/ Wort zum Tag

Hosea 11,3

Bibelvers

Ich lehrte Ephraim gehen und nahm ihn auf meine Arme; aber sie merkten's nicht, wie ich ihnen half.

Hosea 11,3

Wann haben Sie zum letzten Mal eine Geburtsanzeige in der Hand gehabt? Nicht wahr, da spürt man ja förmlich die Freude und die Liebe der Eltern. Diese Freude beflügelt sie. Sie tun alles, um ihren Kindern einen guten Start ins Leben zu ermöglichen. Aber wenn die Kinder die Grundschule verlassen, beginnt sich etwas zu verändern. Dann ..., ja dann beginnen viele Eltern und andere Verantwortliche zu resignieren. Die jungen Leute gehen ihre eigenen, oft provozierenden Wege. Sie setzen alles daran, ihr Leben so zu leben, wie sie es sich vorstellen. Diesen Ablösungsprozess erleben Eltern mehr oder weniger spannend, oft auch leidvoll. Von der anfänglichen Freude ist nicht mehr viel zu spüren. Trotzdem werden sie immer an ihren Kindern hängen. Sie werden sie nicht wirklich vergessen können.

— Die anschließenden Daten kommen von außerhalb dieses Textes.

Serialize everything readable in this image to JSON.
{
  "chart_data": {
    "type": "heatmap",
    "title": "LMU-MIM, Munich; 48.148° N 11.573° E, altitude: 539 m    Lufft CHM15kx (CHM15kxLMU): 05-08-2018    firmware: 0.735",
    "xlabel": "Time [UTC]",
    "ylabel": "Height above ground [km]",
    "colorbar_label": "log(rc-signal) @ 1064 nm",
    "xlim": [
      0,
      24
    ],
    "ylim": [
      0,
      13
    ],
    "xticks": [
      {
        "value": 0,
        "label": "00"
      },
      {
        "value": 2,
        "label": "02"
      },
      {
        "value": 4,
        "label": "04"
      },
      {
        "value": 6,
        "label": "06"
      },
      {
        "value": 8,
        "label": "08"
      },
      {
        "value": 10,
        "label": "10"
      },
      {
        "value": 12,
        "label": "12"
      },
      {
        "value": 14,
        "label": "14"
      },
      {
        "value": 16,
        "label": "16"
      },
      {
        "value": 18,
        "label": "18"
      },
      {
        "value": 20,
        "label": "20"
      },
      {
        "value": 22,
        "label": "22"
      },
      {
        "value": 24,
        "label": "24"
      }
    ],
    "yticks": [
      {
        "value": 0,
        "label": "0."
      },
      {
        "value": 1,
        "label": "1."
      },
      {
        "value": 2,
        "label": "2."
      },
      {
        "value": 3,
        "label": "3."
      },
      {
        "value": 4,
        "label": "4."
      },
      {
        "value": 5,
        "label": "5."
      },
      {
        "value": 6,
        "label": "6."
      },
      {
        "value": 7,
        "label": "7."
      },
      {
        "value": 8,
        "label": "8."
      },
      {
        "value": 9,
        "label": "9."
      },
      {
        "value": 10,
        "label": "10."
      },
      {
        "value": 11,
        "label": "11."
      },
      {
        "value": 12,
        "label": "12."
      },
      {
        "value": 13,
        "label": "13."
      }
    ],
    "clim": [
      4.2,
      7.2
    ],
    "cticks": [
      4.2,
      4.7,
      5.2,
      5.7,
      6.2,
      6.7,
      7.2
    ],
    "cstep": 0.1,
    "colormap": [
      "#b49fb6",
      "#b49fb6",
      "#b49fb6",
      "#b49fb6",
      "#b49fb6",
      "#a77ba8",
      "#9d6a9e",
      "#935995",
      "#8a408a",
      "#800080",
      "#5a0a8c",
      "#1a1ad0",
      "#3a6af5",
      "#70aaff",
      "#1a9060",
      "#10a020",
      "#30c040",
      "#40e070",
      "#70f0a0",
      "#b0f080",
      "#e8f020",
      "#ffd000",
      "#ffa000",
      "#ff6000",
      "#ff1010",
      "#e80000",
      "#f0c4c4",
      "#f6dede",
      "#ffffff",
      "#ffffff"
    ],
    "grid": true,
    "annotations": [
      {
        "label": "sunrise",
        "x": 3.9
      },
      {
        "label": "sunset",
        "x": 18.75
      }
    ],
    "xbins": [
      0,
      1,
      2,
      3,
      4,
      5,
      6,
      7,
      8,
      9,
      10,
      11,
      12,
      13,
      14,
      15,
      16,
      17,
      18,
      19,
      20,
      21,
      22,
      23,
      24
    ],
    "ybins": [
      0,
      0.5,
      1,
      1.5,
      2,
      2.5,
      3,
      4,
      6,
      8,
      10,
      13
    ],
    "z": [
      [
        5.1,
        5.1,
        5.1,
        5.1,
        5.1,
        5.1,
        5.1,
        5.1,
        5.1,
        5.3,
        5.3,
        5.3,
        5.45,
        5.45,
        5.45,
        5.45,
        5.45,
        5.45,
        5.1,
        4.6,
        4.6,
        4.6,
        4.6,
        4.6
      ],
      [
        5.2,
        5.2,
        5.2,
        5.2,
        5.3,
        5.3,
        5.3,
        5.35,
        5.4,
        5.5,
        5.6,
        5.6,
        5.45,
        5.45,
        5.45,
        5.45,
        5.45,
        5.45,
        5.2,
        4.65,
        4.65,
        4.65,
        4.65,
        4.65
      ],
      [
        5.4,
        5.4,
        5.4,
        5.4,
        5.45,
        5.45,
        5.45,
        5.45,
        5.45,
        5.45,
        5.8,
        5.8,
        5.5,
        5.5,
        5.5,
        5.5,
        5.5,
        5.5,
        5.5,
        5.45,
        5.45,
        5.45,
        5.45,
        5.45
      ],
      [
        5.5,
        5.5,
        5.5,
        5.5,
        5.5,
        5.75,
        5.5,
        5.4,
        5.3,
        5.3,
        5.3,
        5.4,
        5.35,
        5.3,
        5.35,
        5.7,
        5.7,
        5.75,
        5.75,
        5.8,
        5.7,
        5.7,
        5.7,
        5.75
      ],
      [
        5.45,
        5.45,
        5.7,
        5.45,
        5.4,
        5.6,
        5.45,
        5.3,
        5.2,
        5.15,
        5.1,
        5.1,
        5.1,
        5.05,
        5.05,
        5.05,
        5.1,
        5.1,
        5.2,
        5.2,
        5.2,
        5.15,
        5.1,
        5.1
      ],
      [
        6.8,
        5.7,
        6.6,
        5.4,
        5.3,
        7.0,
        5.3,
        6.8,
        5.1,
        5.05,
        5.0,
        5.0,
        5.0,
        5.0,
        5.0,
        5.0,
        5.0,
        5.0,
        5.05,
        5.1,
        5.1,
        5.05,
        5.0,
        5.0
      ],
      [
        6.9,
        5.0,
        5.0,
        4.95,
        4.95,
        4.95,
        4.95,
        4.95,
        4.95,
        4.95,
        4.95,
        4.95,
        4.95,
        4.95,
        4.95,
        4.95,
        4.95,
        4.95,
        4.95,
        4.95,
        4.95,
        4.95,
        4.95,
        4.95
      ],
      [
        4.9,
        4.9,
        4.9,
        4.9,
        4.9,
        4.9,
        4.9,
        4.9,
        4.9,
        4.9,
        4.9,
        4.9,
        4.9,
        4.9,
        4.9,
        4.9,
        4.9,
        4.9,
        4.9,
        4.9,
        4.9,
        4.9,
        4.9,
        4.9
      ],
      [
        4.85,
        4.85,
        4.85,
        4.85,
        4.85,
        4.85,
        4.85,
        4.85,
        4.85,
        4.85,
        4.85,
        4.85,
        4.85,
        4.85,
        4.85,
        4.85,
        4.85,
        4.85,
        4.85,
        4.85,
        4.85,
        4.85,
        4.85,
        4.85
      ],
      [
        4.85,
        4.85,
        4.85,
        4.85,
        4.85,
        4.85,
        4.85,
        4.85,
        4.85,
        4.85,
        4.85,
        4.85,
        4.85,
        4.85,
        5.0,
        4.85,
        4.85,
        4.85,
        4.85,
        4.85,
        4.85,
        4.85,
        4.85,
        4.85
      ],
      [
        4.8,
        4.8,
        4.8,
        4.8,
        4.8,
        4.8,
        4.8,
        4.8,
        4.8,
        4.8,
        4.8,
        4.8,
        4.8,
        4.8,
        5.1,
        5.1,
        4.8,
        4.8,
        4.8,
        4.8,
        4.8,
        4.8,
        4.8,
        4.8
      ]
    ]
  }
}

Diese natürliche Entwicklung wird nun zur Vorlage für eine Geschichte. Der Prophet Hosea muss sie den Leuten im Nordteil des Landes erzählen. Es ist eine Geschichte, die mit so großen Hoffnungen begann, eine, in der Liebe die Hauptrolle spielte und die immer wieder abbrach. Ständig setzte das Volk Israel die Beziehung zu seinem Gott aufs Spiel. Eigentlich müsste Gott schon längst einen Schlussstrich gezogen haben. Doch er bringt es einfach nicht fertig. ... Ja, wir haben richtig gehört: Gott bringt etwas nicht zustande, nämlich: Diese Beziehung zu beenden.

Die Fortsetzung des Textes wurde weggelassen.